A socket is the software mechanism for one program to connect to another. A pair of programs open a socket connection between themselves. This then acts like a telephone connection - they can converse in both directions for as long as the connection is open. (In fact, data can flow in both directions at the same time.) More than one socket can use any particular port. The network software ensures that data is routed to or from the correct socket.

When a server (on a particular port number) gets an initial request, it often spawns a separate thread to deal with the client. This is because different clients may well run at different speeds. Having one thread per client means that the different speeds can be accommodated. The new thread creates a (software) socket to use as the connection to the client. Thus one port may be associated with many sockets.


Streams

Accessing information across the Internet is accomplished using streams. A stream is a serial collection of data. An output stream can be sent to a printer, a display, a serial file, or an Internet connection, for example. Likewise, an input stream can come from a keyboard, a serial file, or from an Internet connection. Thus reading or writing to another program across a network or the Internet is just like reading or writing to a serial file.


URL

A URL (Uniform Resource Locator):

A URL has this structure:

protocol://hostname[:port]/[pathname]/filename#section

Things in square brackets indicate that the item can be omitted.

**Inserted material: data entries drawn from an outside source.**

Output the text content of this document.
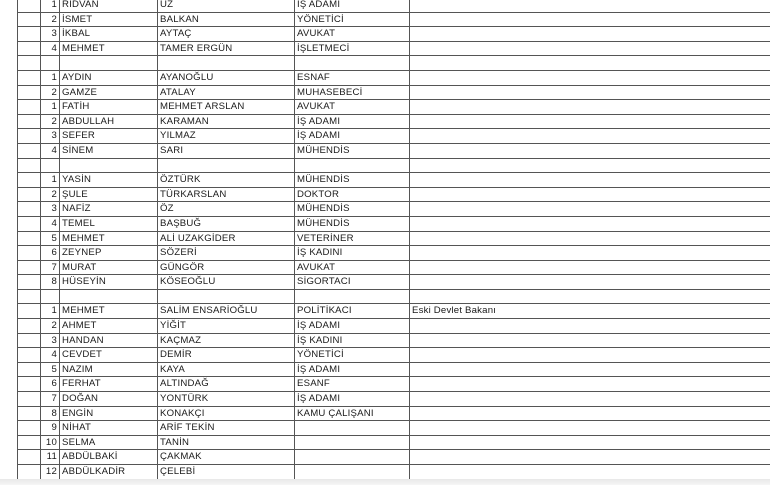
	1	RIDVAN	UZ	İŞ ADAMI	
	2	İSMET	BALKAN	YÖNETİCİ	
	3	İKBAL	AYTAÇ	AVUKAT	
	4	MEHMET	TAMER ERGÜN	İŞLETMECİ	

	1	AYDIN	AYANOĞLU	ESNAF	
	2	GAMZE	ATALAY	MUHASEBECİ	
	1	FATİH	MEHMET ARSLAN	AVUKAT	
	2	ABDULLAH	KARAMAN	İŞ ADAMI	
	3	SEFER	YILMAZ	İŞ ADAMI	
	4	SİNEM	SARI	MÜHENDİS	

	1	YASİN	ÖZTÜRK	MÜHENDİS	
	2	ŞULE	TÜRKARSLAN	DOKTOR	
	3	NAFİZ	ÖZ	MÜHENDİS	
	4	TEMEL	BAŞBUĞ	MÜHENDİS	
	5	MEHMET	ALİ UZAKGİDER	VETERİNER	
	6	ZEYNEP	SÖZERİ	İŞ KADINI	
	7	MURAT	GÜNGÖR	AVUKAT	
	8	HÜSEYİN	KÖSEOĞLU	SİGORTACI	

	1	MEHMET	SALİM ENSARİOĞLU	POLİTİKACI	Eski Devlet Bakanı
	2	AHMET	YİĞİT	İŞ ADAMI	
	3	HANDAN	KAÇMAZ	İŞ KADINI	
	4	CEVDET	DEMİR	YÖNETİCİ	
	5	NAZIM	KAYA	İŞ ADAMI	
	6	FERHAT	ALTINDAĞ	ESANF	
	7	DOĞAN	YONTÜRK	İŞ ADAMI	
	8	ENGİN	KONAKÇI	KAMU ÇALIŞANI	
	9	NİHAT	ARİF TEKİN		
	10	SELMA	TANİN		
	11	ABDÜLBAKİ	ÇAKMAK		
	12	ABDÜLKADİR	ÇELEBİ		
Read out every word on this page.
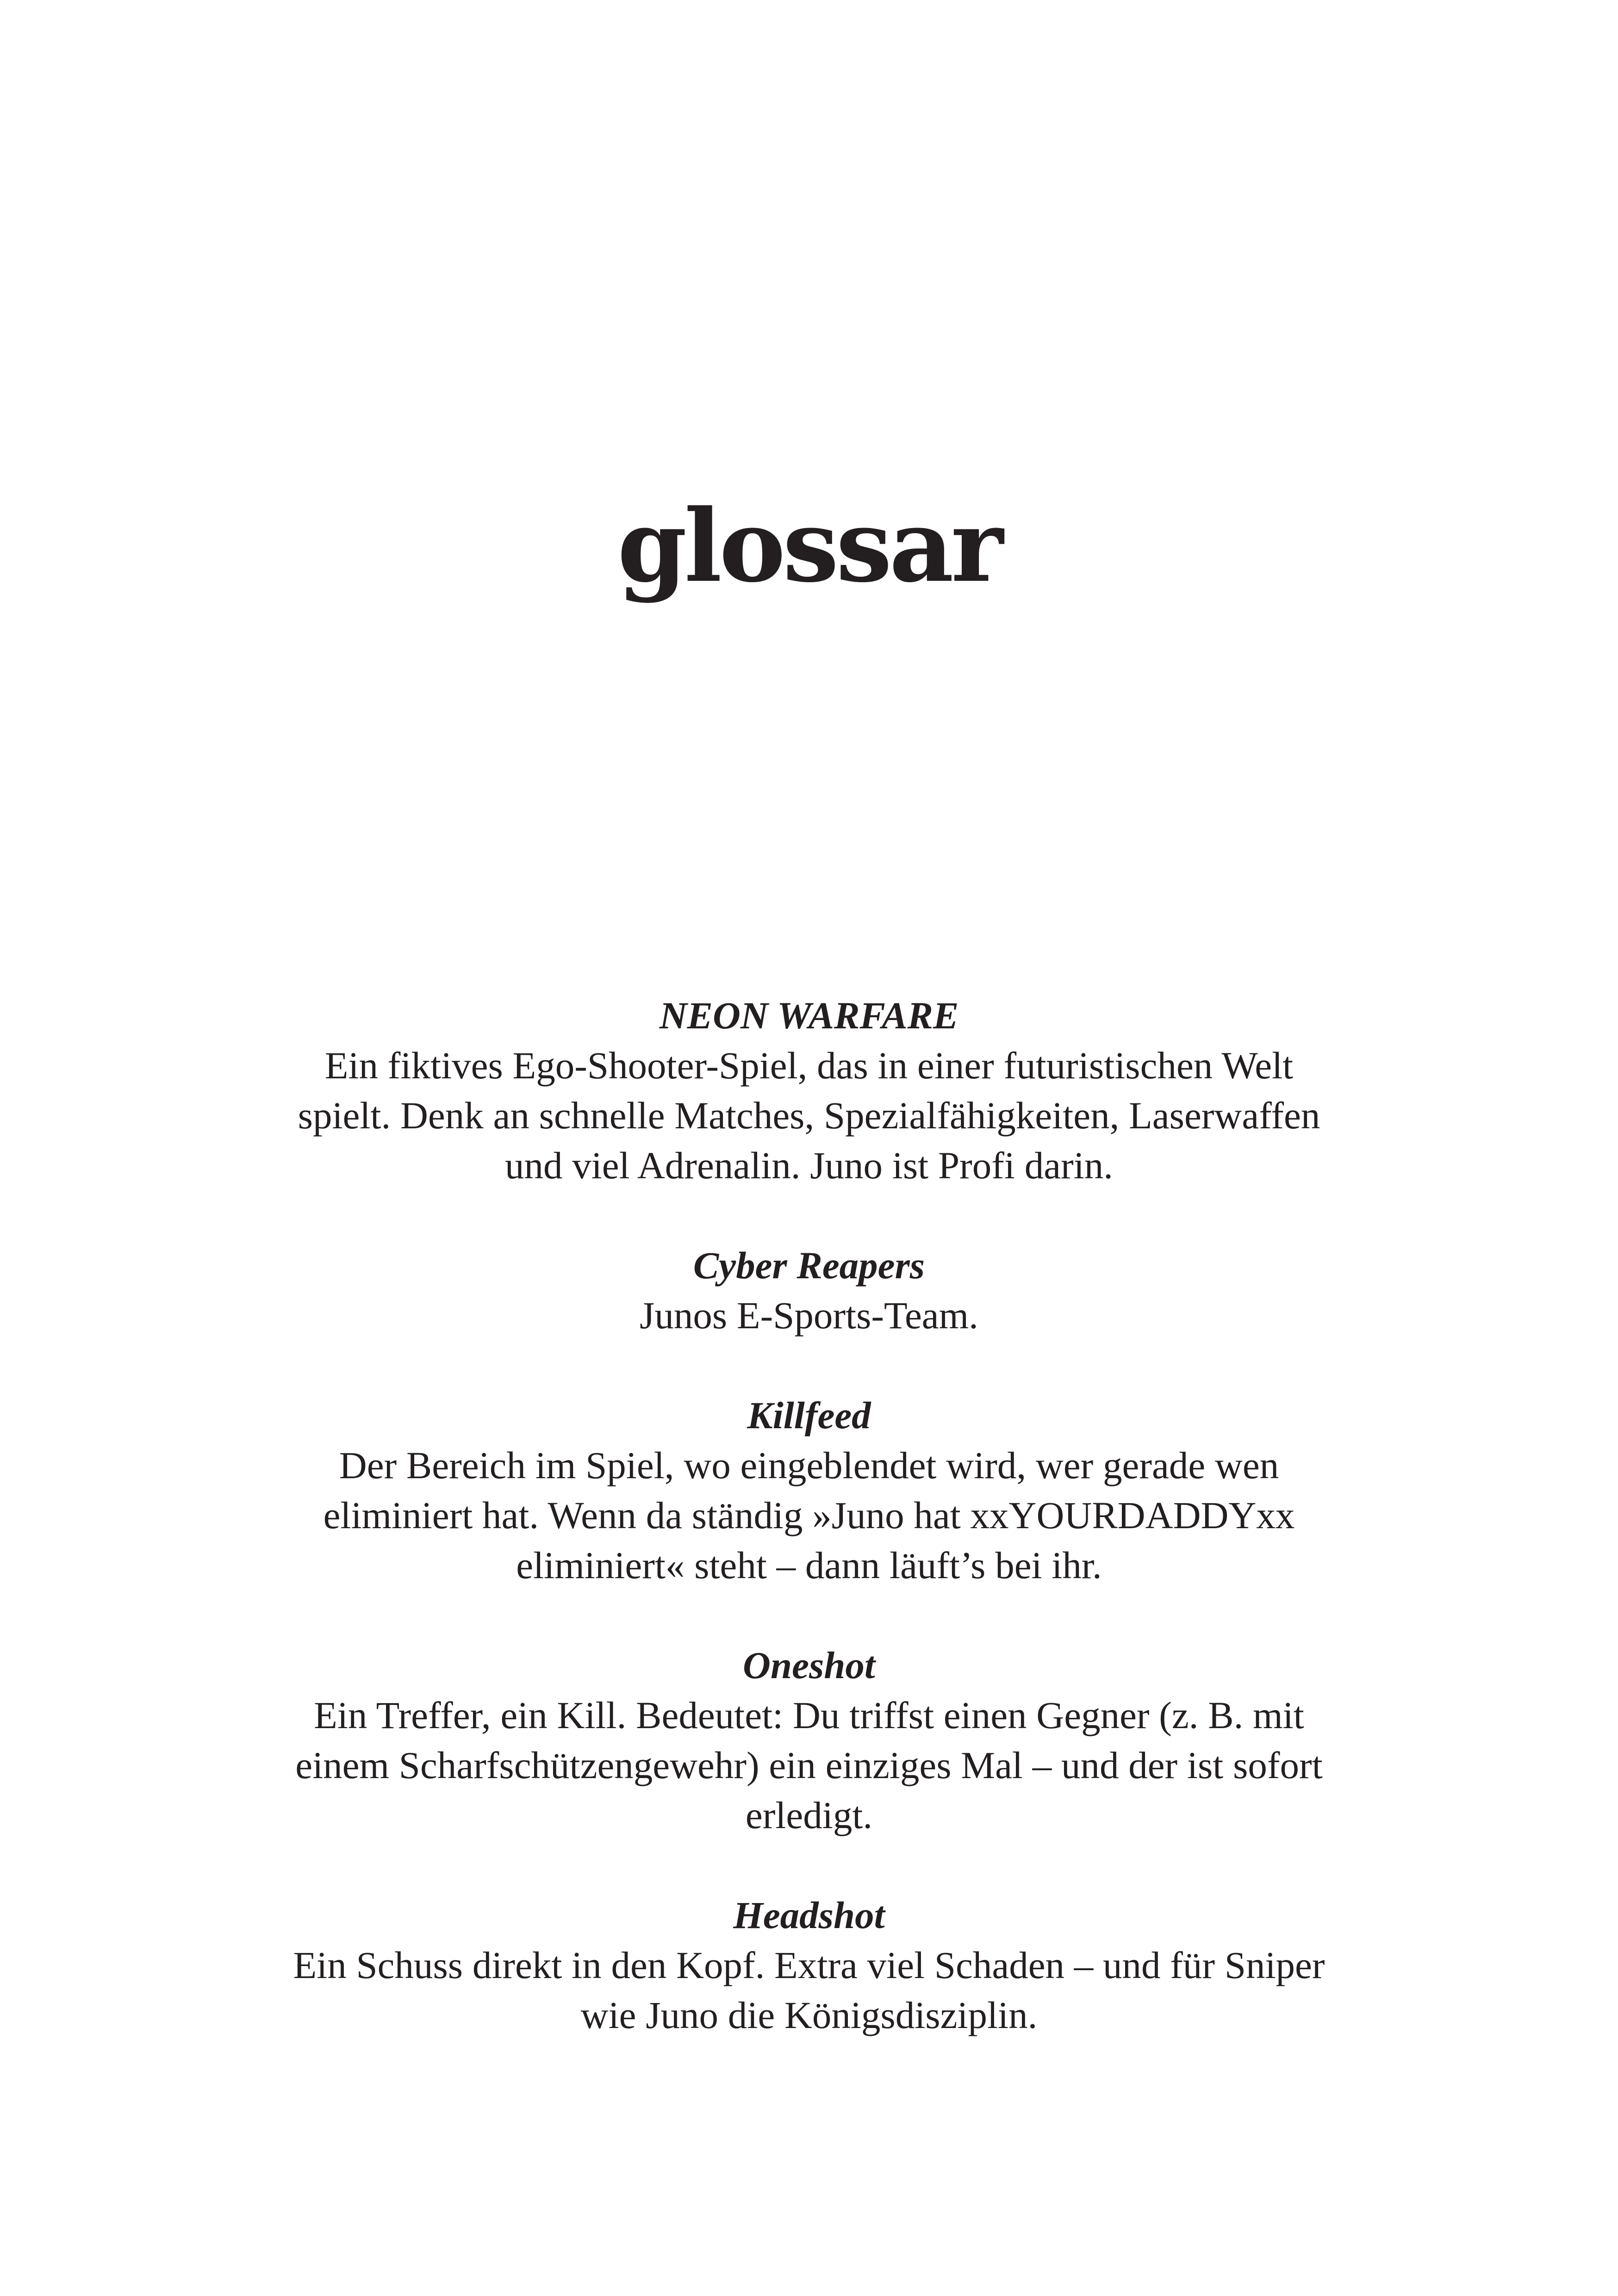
glossar
NEON WARFARE
Ein fiktives Ego-Shooter-Spiel, das in einer futuristischen Welt spielt. Denk an schnelle Matches, Spezialfähigkeiten, Laserwaffen und viel Adrenalin. Juno ist Profi darin.
Cyber Reapers
Junos E-Sports-Team.
Killfeed
Der Bereich im Spiel, wo eingeblendet wird, wer gerade wen eliminiert hat. Wenn da ständig »Juno hat xxYOURDADDYxx eliminiert« steht – dann läuft’s bei ihr.
Oneshot
Ein Treffer, ein Kill. Bedeutet: Du triffst einen Gegner (z. B. mit einem Scharfschützengewehr) ein einziges Mal – und der ist sofort erledigt.
Headshot
Ein Schuss direkt in den Kopf. Extra viel Schaden – und für Sniper wie Juno die Königsdisziplin.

The first part of a URL is the particular protocol. Some commonly-used protocols are:

http

The service is the Web. The file is accessed using the HTTP protocol.

ftp

The service is file transfer protocol. The URL locates a file, a directory or an FTP server.

telnet

The service is remote login to a host. No file name is needed.

mailto

The service is e-mail.

news

The URL specifies a usenet newsgroup.

file

This locates a file on the local system. The server part of the URL is omitted.

The host name is the name of the server that provides the service. This can either be a domain name or an IP address.

The port number is only needed when the server does not use the default port number. For example, 80 is the default port number for HTTP.

A pathname (optional) specifies a directory (folder). The pathname is not the complete directory name, but is relative to some directory (folder) designated by the administrator as the directory in which publicly-accessible files are held. It would be unusual for a server to make available its entire file system to clients.

The file name can either be a data file name or can specify an executable file that produces a valid HTML document as its output. A file name is often omitted. In this case, the server decides which file to use. Many servers send a default file from the directory specified in the path name - for example a file called default.html, index.html or welcome.html.

The section part of a URL (optional) specifies a named anchor in an HTML document. Such a place in a document is specified by an HTML entry like:

<a name="thisplace"></a>

which would be referred to by thisplace as the section in the URL.


Exercise: Distinguish between a domain name, a host name, a URL, a path name, an e-mail address.